The nightlife of Argentina takes a bit of getting used to, they often dont eat dinner until 10pm and head out for the first drinks of the evening at midnight, so the clubs dont even open until 2pm and kickout time is generally when most people are getting up for work the next day, I managed a couple of nights but couldnt get into the locals routine without tuning into a vampire.
On one of the nights out I went to a drumming session called La Bomba del Tiempo, a kind of folky drumming band who were on stage for a couple of hours of fast and lively music.
The city has plenty of museums and architecture to see so I had a bit of culture and saw some of the modern and fine art galleries. The rest of my time was spent being a tourist, visiting areas of the city like the working class area of La Boca which is famous for its colourful tin buildings and tourists getting mugged. I wasnt all that impressed as it seems like the neighbourhood has been done up for tourists and was way too much like a theme park for my likeing. A far more enjoyable activity was getting a coffee in one of the sidewalk cafes and watching the people go by.

Saturday 5 March 2011

Resistencia



Well I was due to stay in Paraguay for about six weeks at a voluntary job but the organisation at the place was lacking to say the least so I only spent two weeks there before deciding to head out for a bit more travelling. With an extra months travelling to play with I headed south out of Paraguay in the direction of Buenos Aires.First stop was Resistencia just over the boarder into Argentina, The town is very easy to sum up - dont bother going! Its a relatively pointless town to visit as a tourist with no attractions, it is in no way geared up for the transitory traveller. There are no hostels that I could find so I stayed in a cheap but nice enough hotel but this isnt a great way to meet other people and there was no internet for me to plan my next destination. In most towns this wouldnt be a problem, just find an internet cafe, it wasnt until my third and last day in town that I finally found one, and it wasnt working. I never did manage to track down the tourist information either! It rained seemingly consantly here, indoor activities are few, activities in general are few. I did spot what appeared to ba an art museum - closed. On the plus side there are a limitless amount of pharmacies here, practically one on each corner, there are only slightly fewer shops offering all manner of printing and photocopying services.

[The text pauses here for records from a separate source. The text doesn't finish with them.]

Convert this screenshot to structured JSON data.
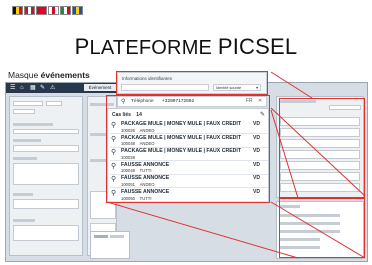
{
  "header": {
    "title_lead": "P",
    "title_rest": "LATEFORME ",
    "title_brand": "PICSEL"
  },
  "section": {
    "prefix": "Masque ",
    "emphasis": "événements"
  },
  "flags": [
    {
      "name": "flag-belgium",
      "colors": [
        "#111111",
        "#ffd400",
        "#e4002b"
      ]
    },
    {
      "name": "flag-latvia-like",
      "colors": [
        "#b21f35",
        "#ffffff",
        "#b21f35"
      ]
    },
    {
      "name": "flag-canton-red",
      "colors": [
        "#e4002b",
        "#e4002b",
        "#e4002b"
      ]
    },
    {
      "name": "flag-canton-redwhite",
      "colors": [
        "#ffffff",
        "#e4002b",
        "#ffffff"
      ]
    },
    {
      "name": "flag-canton-green",
      "colors": [
        "#1f8f3a",
        "#ffffff",
        "#e4002b"
      ]
    },
    {
      "name": "flag-canton-blueyellow",
      "colors": [
        "#1d4fb8",
        "#ffd400",
        "#1d4fb8"
      ]
    }
  ],
  "toolbar": {
    "event_button": "Événement"
  },
  "ident": {
    "label": "Informations identifiantes",
    "dropdown": "Identité sourde",
    "phone_label": "Téléphone",
    "phone_value": "+32997172692",
    "phone_flag": "FR"
  },
  "cases": {
    "header": "Cas liés",
    "count": "14",
    "items": [
      {
        "title": "PACKAGE MULE | MONEY MULE | FAUX CREDIT",
        "code": "100025",
        "code2": "ANDEO",
        "status": "VD"
      },
      {
        "title": "PACKAGE MULE | MONEY MULE | FAUX CREDIT",
        "code": "100048",
        "code2": "ANDEO",
        "status": "VD"
      },
      {
        "title": "PACKAGE MULE | MONEY MULE | FAUX CREDIT",
        "code": "100028",
        "code2": "",
        "status": "VD"
      },
      {
        "title": "FAUSSE ANNONCE",
        "code": "100049",
        "code2": "TUTTI",
        "status": "VD"
      },
      {
        "title": "FAUSSE ANNONCE",
        "code": "100051",
        "code2": "ANDEO",
        "status": "VD"
      },
      {
        "title": "FAUSSE ANNONCE",
        "code": "100050",
        "code2": "TUTTI",
        "status": "VD"
      }
    ]
  },
  "colors": {
    "accent_red": "#e03131",
    "toolbar_navy": "#27384c"
  }
}
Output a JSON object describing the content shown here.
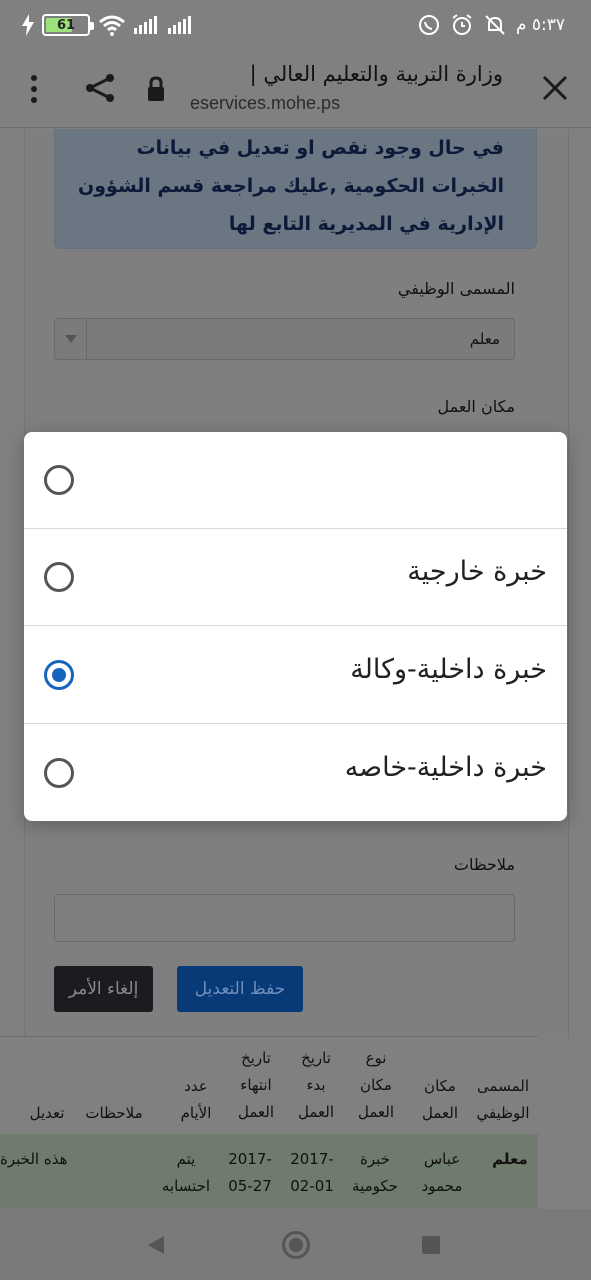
{
  "status_bar": {
    "battery_percent": "61",
    "time": "٥:٣٧ م",
    "left_icons": [
      "bolt-icon",
      "battery-icon",
      "wifi-icon",
      "signal-icon",
      "signal-icon"
    ],
    "right_icons": [
      "whatsapp-icon",
      "alarm-icon",
      "mute-icon"
    ]
  },
  "browser": {
    "title": "وزارة التربية والتعليم العالي |",
    "url": "eservices.mohe.ps"
  },
  "page": {
    "alert_lines": [
      "في حال وجود نقص او تعديل في بيانات",
      "الخبرات الحكومية ,عليك مراجعة قسم الشؤون",
      "الإدارية في المديرية التابع لها"
    ],
    "job_title_label": "المسمى الوظيفي",
    "job_title_value": "معلم",
    "workplace_label": "مكان العمل",
    "notes_label": "ملاحظات",
    "save_button": "حفظ التعديل",
    "cancel_button": "إلغاء الأمر"
  },
  "table": {
    "headers": {
      "job_title": [
        "المسمى",
        "الوظيفي"
      ],
      "workplace": [
        "مكان",
        "العمل"
      ],
      "workplace_type": [
        "نوع",
        "مكان",
        "العمل"
      ],
      "start_date": [
        "تاريخ",
        "بدء",
        "العمل"
      ],
      "end_date": [
        "تاريخ",
        "انتهاء",
        "العمل"
      ],
      "days": [
        "عدد",
        "الأيام"
      ],
      "notes": [
        "ملاحظات"
      ],
      "edit": [
        "تعديل"
      ]
    },
    "row": {
      "job_title": "معلم",
      "workplace": [
        "عباس",
        "محمود"
      ],
      "workplace_type": [
        "خبرة",
        "حكومية"
      ],
      "start_date": [
        "-2017",
        "02-01"
      ],
      "end_date": [
        "-2017",
        "05-27"
      ],
      "days": [
        "يتم",
        "احتسابه"
      ],
      "notes": "هذه الخبرة"
    }
  },
  "dialog": {
    "options": [
      {
        "label": "",
        "selected": false
      },
      {
        "label": "خبرة خارجية",
        "selected": false
      },
      {
        "label": "خبرة داخلية-وكالة",
        "selected": true
      },
      {
        "label": "خبرة داخلية-خاصه",
        "selected": false
      }
    ]
  },
  "colors": {
    "radio_selected": "#1565c0",
    "scrim": "#808080"
  }
}
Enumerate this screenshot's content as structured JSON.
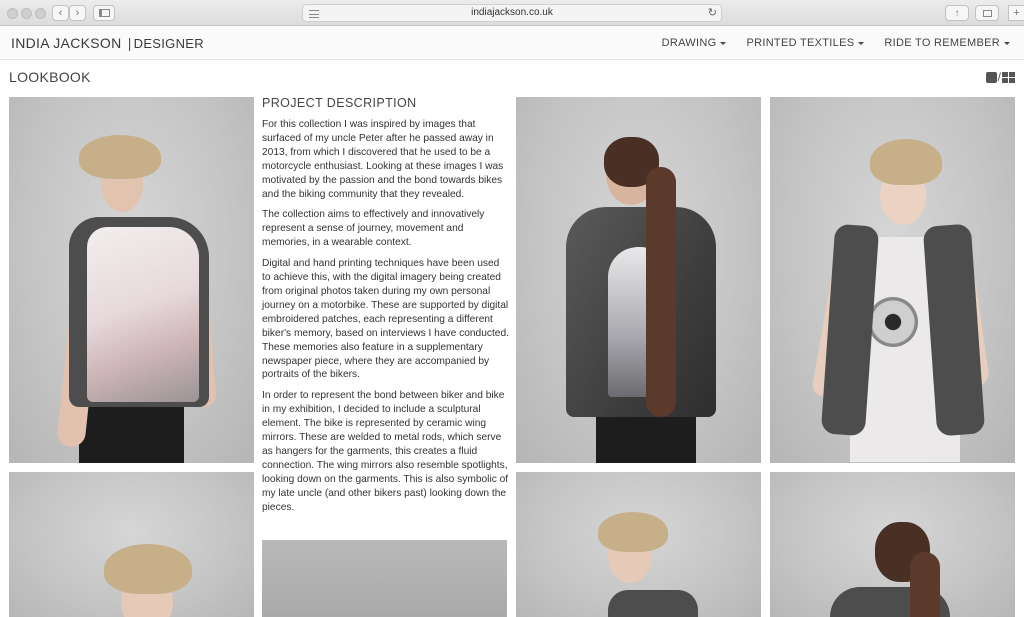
{
  "browser": {
    "url": "indiajackson.co.uk",
    "new_tab": "+"
  },
  "header": {
    "brand_name": "INDIA JACKSON",
    "brand_sep": "|",
    "brand_role": "DESIGNER",
    "nav": [
      {
        "label": "DRAWING"
      },
      {
        "label": "PRINTED TEXTILES"
      },
      {
        "label": "RIDE TO REMEMBER"
      }
    ]
  },
  "page": {
    "title": "LOOKBOOK",
    "view_sep": "/"
  },
  "description": {
    "title": "PROJECT DESCRIPTION",
    "paragraphs": [
      "For this collection I was inspired by images that surfaced of my uncle Peter after he passed away in 2013, from which I discovered that he used to be a motorcycle enthusiast. Looking at these images I was motivated by the passion and the bond towards bikes and the biking community that they revealed.",
      "The collection aims to effectively and innovatively represent a sense of journey, movement and memories, in a wearable context.",
      "Digital and hand printing techniques have been used to achieve this, with the digital imagery being created from original photos taken during my own personal journey on a motorbike. These are supported by digital embroidered patches, each representing a different biker's memory, based on interviews I have conducted. These memories also feature in a supplementary newspaper piece, where they are accompanied by portraits of the bikers.",
      "In order to represent the bond between biker and bike in my exhibition, I decided to include a sculptural element. The bike is represented by ceramic wing mirrors. These are welded to metal rods, which serve as hangers for the garments, this creates a fluid connection. The wing mirrors also resemble spotlights, looking down on the garments. This is also symbolic of my late uncle (and other bikers past) looking down the pieces."
    ]
  }
}
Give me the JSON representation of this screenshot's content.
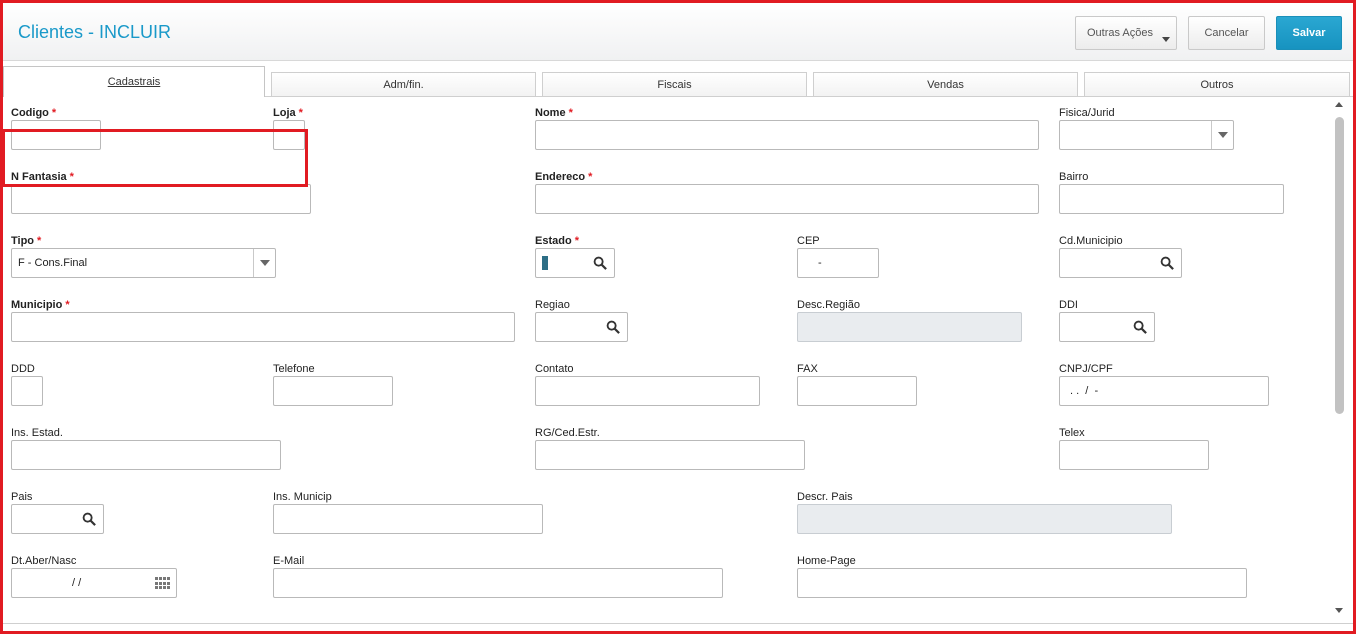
{
  "header": {
    "title": "Clientes - INCLUIR",
    "outras_acoes": "Outras Ações",
    "cancelar": "Cancelar",
    "salvar": "Salvar"
  },
  "tabs": [
    {
      "label": "Cadastrais",
      "active": true
    },
    {
      "label": "Adm/fin."
    },
    {
      "label": "Fiscais"
    },
    {
      "label": "Vendas"
    },
    {
      "label": "Outros"
    }
  ],
  "fields": {
    "codigo": {
      "label": "Codigo",
      "required": true,
      "value": ""
    },
    "loja": {
      "label": "Loja",
      "required": true,
      "value": ""
    },
    "nome": {
      "label": "Nome",
      "required": true,
      "value": ""
    },
    "fisica_jurid": {
      "label": "Fisica/Jurid",
      "value": ""
    },
    "n_fantasia": {
      "label": "N Fantasia",
      "required": true,
      "value": ""
    },
    "endereco": {
      "label": "Endereco",
      "required": true,
      "value": ""
    },
    "bairro": {
      "label": "Bairro",
      "value": ""
    },
    "tipo": {
      "label": "Tipo",
      "required": true,
      "value": "F - Cons.Final"
    },
    "estado": {
      "label": "Estado",
      "required": true,
      "value": ""
    },
    "cep": {
      "label": "CEP",
      "value": "-"
    },
    "cd_municipio": {
      "label": "Cd.Municipio",
      "value": ""
    },
    "municipio": {
      "label": "Municipio",
      "required": true,
      "value": ""
    },
    "regiao": {
      "label": "Regiao",
      "value": ""
    },
    "desc_regiao": {
      "label": "Desc.Região",
      "value": ""
    },
    "ddi": {
      "label": "DDI",
      "value": ""
    },
    "ddd": {
      "label": "DDD",
      "value": ""
    },
    "telefone": {
      "label": "Telefone",
      "value": ""
    },
    "contato": {
      "label": "Contato",
      "value": ""
    },
    "fax": {
      "label": "FAX",
      "value": ""
    },
    "cnpj_cpf": {
      "label": "CNPJ/CPF",
      "value": ". .  /  -"
    },
    "ins_estad": {
      "label": "Ins. Estad.",
      "value": ""
    },
    "rg_ced_estr": {
      "label": "RG/Ced.Estr.",
      "value": ""
    },
    "telex": {
      "label": "Telex",
      "value": ""
    },
    "pais": {
      "label": "Pais",
      "value": ""
    },
    "ins_municip": {
      "label": "Ins. Municip",
      "value": ""
    },
    "descr_pais": {
      "label": "Descr. Pais",
      "value": ""
    },
    "dt_aber_nasc": {
      "label": "Dt.Aber/Nasc",
      "value": "/ /"
    },
    "email": {
      "label": "E-Mail",
      "value": ""
    },
    "home_page": {
      "label": "Home-Page",
      "value": ""
    }
  },
  "colors": {
    "accent": "#1999c9",
    "required_star": "#e11b22",
    "highlight_border": "#e11b22",
    "primary_button": "#1793c0"
  },
  "icons": [
    "search-icon",
    "chevron-down-icon",
    "calendar-icon",
    "scroll-up-icon",
    "scroll-down-icon"
  ]
}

Street sculpture in rainy Resistencia

The memorable highlight of my couple of days here was a crash outside my hotel between a motorbike and a car. The bikerider lay in the street motionless in the rain for quite some time with police and bystanders milling about and not a single person giving him any medical attention. I finally headed down to the street to see if I could at least make sure he was still breathing when the ambulance arrived. There followed what seemed to be some fairly sloppy medical handling of him onto a stretcher and he was whisked away in the ambulance. I want back to watching TV in my room, I was glad to leave that evening on an overnight bus to Rosario.